Le roi du quartier

2008

Recherche d’un appartement avec une collègue nouvellement arrivée.

Comme convenu au téléphone, on attend le simsar devant le Fridays sur la rue du Nil. Evidemment, lui nous attendait à Zamalek devant le Marriott. Son niveau d’anglais, comme d’habitude, n’excède pas le baragouinage. On finit par le rencontrer 40 minutes plus tard. Direction Zamalek. Pour 1000 euros, on nous épargne les bouibouis les plus sordides. Mais c’est un défilé d’apparts couverts de marbre avec colonnes et déco dits «  à la saoudienne », clinquants, propres heureusement (ce qui est rarement le cas pour 500 ou 600 euros), vues improbables sur le Nil, et ascenseurs hors d’âge. Le simsar, fringuant, y va de ses promesses qui ne sont que des vantardises : «  show you other appartment, very nice, very nice, good price ». Arrivés sur les lieux, discussion avec le bawab couleur poussière. On comprend qu’il lui demande comment est l’appartement. Ne l’a jamais vu, évidemment. En réalité, il fait comme tout le monde, la tournée des bawabs. La recherche des clés est problématique, l’ascenseur hors service, l’appart super nice à 1000 euros est au 8ème étage…

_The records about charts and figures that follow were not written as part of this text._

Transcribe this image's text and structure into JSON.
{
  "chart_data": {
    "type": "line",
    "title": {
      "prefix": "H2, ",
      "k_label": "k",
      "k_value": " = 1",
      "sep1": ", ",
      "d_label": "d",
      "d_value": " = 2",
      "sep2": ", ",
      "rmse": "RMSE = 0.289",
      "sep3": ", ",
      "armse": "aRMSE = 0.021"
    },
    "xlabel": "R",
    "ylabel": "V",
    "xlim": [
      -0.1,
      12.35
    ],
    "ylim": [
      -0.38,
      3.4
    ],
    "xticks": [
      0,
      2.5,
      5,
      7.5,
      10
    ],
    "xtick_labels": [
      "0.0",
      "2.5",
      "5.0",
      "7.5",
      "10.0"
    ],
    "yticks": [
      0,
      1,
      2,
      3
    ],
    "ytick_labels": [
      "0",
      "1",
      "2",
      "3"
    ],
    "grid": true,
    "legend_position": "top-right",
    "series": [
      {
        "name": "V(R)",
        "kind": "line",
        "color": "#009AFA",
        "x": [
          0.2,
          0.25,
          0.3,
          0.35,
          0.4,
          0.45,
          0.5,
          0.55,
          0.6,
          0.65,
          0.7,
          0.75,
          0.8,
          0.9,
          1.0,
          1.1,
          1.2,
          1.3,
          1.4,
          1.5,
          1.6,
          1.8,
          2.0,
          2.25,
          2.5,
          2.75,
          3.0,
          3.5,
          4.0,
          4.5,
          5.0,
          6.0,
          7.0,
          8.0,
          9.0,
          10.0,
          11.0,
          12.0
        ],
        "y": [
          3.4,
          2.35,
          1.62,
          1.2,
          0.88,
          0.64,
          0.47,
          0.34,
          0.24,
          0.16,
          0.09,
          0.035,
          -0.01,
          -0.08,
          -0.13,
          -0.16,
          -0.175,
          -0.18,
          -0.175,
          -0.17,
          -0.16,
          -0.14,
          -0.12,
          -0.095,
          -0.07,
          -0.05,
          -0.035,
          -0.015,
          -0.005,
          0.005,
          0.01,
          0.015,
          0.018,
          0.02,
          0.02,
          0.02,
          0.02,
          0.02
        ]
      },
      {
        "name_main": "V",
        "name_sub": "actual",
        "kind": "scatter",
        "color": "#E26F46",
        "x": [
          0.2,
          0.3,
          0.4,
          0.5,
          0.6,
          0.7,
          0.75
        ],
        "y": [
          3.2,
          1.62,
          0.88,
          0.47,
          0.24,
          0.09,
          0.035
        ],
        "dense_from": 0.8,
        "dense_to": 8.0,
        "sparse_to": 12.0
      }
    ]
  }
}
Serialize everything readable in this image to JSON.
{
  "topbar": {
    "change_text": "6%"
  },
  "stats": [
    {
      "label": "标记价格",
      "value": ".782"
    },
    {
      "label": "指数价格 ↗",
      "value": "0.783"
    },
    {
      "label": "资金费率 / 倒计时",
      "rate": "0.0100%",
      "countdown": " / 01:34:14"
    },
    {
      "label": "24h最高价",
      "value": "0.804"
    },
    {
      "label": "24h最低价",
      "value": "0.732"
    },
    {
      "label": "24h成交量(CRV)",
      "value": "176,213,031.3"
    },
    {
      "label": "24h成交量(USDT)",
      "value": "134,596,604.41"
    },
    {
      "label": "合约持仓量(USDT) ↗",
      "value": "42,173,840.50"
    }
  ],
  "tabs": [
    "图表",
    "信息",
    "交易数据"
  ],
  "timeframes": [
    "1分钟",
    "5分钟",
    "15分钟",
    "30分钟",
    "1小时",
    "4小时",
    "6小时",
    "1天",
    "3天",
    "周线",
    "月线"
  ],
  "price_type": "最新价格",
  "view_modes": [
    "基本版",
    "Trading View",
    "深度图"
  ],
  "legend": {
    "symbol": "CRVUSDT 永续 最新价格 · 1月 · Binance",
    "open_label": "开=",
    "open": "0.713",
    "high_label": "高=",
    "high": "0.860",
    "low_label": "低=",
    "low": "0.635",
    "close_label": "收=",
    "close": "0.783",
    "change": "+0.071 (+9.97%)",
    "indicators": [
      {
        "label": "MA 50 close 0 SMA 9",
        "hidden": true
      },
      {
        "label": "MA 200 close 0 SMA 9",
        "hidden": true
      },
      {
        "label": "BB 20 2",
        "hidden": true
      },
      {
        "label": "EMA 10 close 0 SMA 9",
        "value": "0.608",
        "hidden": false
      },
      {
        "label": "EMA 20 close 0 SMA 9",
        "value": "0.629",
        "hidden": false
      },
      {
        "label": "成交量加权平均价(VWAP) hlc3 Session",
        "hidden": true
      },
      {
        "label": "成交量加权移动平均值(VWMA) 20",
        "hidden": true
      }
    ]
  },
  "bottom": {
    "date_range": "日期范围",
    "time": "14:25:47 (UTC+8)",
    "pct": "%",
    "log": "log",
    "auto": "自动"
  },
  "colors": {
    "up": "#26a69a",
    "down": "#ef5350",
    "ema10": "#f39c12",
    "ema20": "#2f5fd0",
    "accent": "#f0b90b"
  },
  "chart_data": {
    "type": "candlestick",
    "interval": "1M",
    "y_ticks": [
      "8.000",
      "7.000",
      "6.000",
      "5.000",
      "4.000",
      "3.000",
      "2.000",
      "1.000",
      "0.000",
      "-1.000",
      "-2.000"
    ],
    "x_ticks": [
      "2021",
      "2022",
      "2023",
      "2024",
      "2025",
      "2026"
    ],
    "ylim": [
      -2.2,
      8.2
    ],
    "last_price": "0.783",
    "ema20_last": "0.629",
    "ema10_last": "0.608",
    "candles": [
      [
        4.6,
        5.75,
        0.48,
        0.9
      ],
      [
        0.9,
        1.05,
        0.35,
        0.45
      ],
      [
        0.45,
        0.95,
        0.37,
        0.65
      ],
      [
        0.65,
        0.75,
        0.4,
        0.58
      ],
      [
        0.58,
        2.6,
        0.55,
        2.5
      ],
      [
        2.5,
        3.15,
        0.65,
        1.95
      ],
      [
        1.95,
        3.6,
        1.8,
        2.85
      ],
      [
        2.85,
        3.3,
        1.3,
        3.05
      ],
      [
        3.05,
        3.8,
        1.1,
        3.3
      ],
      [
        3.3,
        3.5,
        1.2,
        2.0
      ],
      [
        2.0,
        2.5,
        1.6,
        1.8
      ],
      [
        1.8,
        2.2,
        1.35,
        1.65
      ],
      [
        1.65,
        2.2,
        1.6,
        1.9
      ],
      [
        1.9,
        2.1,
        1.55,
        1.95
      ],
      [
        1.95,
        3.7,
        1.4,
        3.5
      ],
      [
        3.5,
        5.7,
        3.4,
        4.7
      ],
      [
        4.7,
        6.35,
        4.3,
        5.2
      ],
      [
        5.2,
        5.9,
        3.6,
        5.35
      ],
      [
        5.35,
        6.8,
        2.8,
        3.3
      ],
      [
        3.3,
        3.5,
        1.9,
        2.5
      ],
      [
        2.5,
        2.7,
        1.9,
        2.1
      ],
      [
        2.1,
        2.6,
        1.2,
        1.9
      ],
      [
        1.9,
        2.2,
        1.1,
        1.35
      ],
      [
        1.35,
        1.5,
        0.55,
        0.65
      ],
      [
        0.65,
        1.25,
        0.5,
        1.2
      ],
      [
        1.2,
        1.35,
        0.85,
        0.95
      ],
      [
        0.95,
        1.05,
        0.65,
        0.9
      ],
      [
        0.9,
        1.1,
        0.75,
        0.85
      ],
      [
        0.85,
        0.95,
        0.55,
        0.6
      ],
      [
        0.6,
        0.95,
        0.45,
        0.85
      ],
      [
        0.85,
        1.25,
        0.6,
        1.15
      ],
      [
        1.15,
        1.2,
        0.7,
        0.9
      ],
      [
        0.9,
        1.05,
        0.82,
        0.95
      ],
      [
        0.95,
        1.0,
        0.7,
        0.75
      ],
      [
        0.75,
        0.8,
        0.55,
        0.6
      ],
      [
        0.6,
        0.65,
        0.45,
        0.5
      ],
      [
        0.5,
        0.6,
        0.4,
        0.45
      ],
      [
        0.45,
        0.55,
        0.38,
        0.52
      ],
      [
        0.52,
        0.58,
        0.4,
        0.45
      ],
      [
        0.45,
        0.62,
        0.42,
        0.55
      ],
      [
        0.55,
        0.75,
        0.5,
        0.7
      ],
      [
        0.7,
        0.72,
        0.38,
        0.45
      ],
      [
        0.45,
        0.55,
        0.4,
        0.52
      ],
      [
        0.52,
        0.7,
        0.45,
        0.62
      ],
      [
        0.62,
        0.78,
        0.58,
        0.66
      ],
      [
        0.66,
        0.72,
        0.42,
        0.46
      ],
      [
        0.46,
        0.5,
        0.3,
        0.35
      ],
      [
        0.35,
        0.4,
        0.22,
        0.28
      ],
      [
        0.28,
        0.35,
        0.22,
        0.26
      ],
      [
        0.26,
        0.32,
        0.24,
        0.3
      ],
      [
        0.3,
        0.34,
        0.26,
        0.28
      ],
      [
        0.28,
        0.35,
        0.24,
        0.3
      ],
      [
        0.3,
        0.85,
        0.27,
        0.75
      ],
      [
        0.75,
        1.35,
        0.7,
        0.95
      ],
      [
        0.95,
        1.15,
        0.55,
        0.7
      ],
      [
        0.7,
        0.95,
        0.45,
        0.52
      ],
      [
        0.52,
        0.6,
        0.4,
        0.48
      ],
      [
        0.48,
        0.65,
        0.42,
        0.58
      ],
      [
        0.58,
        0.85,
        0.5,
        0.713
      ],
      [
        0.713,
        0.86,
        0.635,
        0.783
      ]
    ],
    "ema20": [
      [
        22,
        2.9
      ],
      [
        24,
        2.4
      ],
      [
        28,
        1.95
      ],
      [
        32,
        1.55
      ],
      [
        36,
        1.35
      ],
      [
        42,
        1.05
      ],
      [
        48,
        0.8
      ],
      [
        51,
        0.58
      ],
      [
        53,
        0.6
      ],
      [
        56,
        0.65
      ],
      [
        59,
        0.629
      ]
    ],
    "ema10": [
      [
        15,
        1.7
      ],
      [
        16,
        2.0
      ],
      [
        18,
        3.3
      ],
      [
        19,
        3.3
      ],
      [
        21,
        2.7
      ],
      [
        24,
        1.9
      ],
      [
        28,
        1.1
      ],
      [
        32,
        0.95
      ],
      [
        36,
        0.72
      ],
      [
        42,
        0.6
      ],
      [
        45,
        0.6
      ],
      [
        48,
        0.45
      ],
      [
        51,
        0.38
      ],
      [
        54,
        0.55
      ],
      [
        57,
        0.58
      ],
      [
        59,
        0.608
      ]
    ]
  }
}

La moutarde commence à nous monter au nez. On abandonne la partie après qu’il ait heurté la voiture garée devant lui, dont l’alarme se met à hurler. Deux flics nonchalants s’approchent. Courte discussion. Les policiers s’éloignent en lui faisant signe de repartir. On s’informe :

 – Qu’est-ce qu’il a dit?

– Oh, il voulait de l’argent.

– Et qu’est-ce que tu as répondu?

– Qu’ici c’est ma rue, c’est mon quartier, ici, c’est moi le chef.

 Ah bon ! Moi qui croyais que le flic allait le sermonner un peu, sinon le verbaliser… Vieux réflexe d’occidental. Il voulait juste un bakchich pour le prix de sa non-intervention.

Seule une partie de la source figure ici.